Introduction: Adrenocortical carcinoma (ACC) is a rare malignancy with estimated annual incidence of 0,7 to 2 cases per milion, and it is more commonly diagnosed in women. Being extremely agressive entity, survival median of four years is not suprising. Hormone secreting ACC is found in 60% of patients diagnosed with disease, whereas isolated hyperandrogenism is found in 3-5% cases of adult patients.

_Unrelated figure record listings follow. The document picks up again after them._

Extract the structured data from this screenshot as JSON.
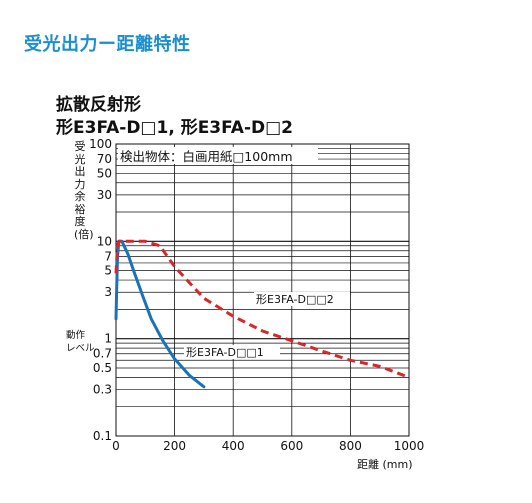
{
  "header": {
    "section_title": "受光出力ー距離特性"
  },
  "chart_data": {
    "type": "line",
    "title_line1": "拡散反射形",
    "title_line2": "形E3FA-D□1, 形E3FA-D□2",
    "ylabel": "受光出力余裕度(倍)",
    "xlabel": "距離 (mm)",
    "note": "検出物体：白画用紙□100mm",
    "operating_level_label": [
      "動作",
      "レベル"
    ],
    "y_scale": "log",
    "xlim": [
      0,
      1000
    ],
    "ylim": [
      0.1,
      100
    ],
    "x_ticks": [
      0,
      200,
      400,
      600,
      800,
      1000
    ],
    "y_ticks": [
      0.1,
      0.3,
      0.5,
      0.7,
      1,
      3,
      5,
      7,
      10,
      30,
      50,
      70,
      100
    ],
    "y_tick_labels": [
      "0.1",
      "0.3",
      "0.5",
      "0.7",
      "1",
      "3",
      "5",
      "7",
      "10",
      "30",
      "50",
      "70",
      "100"
    ],
    "grid": true,
    "series": [
      {
        "name": "形E3FA-D□□1",
        "color": "#1a73b8",
        "style": "solid",
        "points": [
          [
            0,
            1.6
          ],
          [
            2,
            3
          ],
          [
            5,
            7
          ],
          [
            10,
            10
          ],
          [
            20,
            10
          ],
          [
            40,
            7.5
          ],
          [
            60,
            5
          ],
          [
            90,
            2.8
          ],
          [
            120,
            1.6
          ],
          [
            160,
            0.95
          ],
          [
            200,
            0.62
          ],
          [
            250,
            0.42
          ],
          [
            300,
            0.32
          ]
        ]
      },
      {
        "name": "形E3FA-D□□2",
        "color": "#d9262b",
        "style": "dashed",
        "points": [
          [
            0,
            4.7
          ],
          [
            5,
            9
          ],
          [
            10,
            10
          ],
          [
            30,
            10
          ],
          [
            100,
            10
          ],
          [
            150,
            9
          ],
          [
            200,
            5.5
          ],
          [
            300,
            2.6
          ],
          [
            400,
            1.7
          ],
          [
            500,
            1.2
          ],
          [
            600,
            0.95
          ],
          [
            700,
            0.75
          ],
          [
            800,
            0.6
          ],
          [
            900,
            0.52
          ],
          [
            1000,
            0.4
          ]
        ]
      }
    ]
  },
  "labels": {
    "series1": "形E3FA-D□□1",
    "series2": "形E3FA-D□□2"
  }
}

Case presentation: We present the case of 63-year-old patient who was hospitalized in endocrinology department for functional testing of adrenal incidentaloma. She presented with abdominal pain and fatigue and malaise, clinically she was obese with signs of hyperandrogenemia i.e. marked hirsutism. In laboratory results we found increased values of DHEAS of 1073\.1326,2 mg/dl and testosteron: 2,09 ng/ml, while ACTH, daily cortisol, renin, aldosteron and 24h urinary catecholamine values were in refferent range. The Chest CT revealed no abnormalities, while abdominal NMR detected expansive heterogeneous mass with smaller zones of necrosis sized 11 × 9.4 × 11.5 cm with suppression of the pancreas but without signs of infiltration of surrounding structures. Abdominal surgeon was consulted, patient was operated on and pathohistology finding showed adrenal cortical carcinoma Fuhrman grade III, pT2, Ki67 <5%, ENSAT stage 2. Patient was reffered to higher instance for the decision of whether to introduce adjuvant therapy, which was not instituted at the time. In the further course of treatment, disease recurrence was verified, she was reoperated on and adjuvant mitotane was introduced. Patient died 12 months upon diagnosis.

Conclusion: As already stated, ACC is highly invasive malignancy with poor treatment outcome regardless of therapeutic measures. Further research is needed to assess the best therapeutic modality in recurrent disease.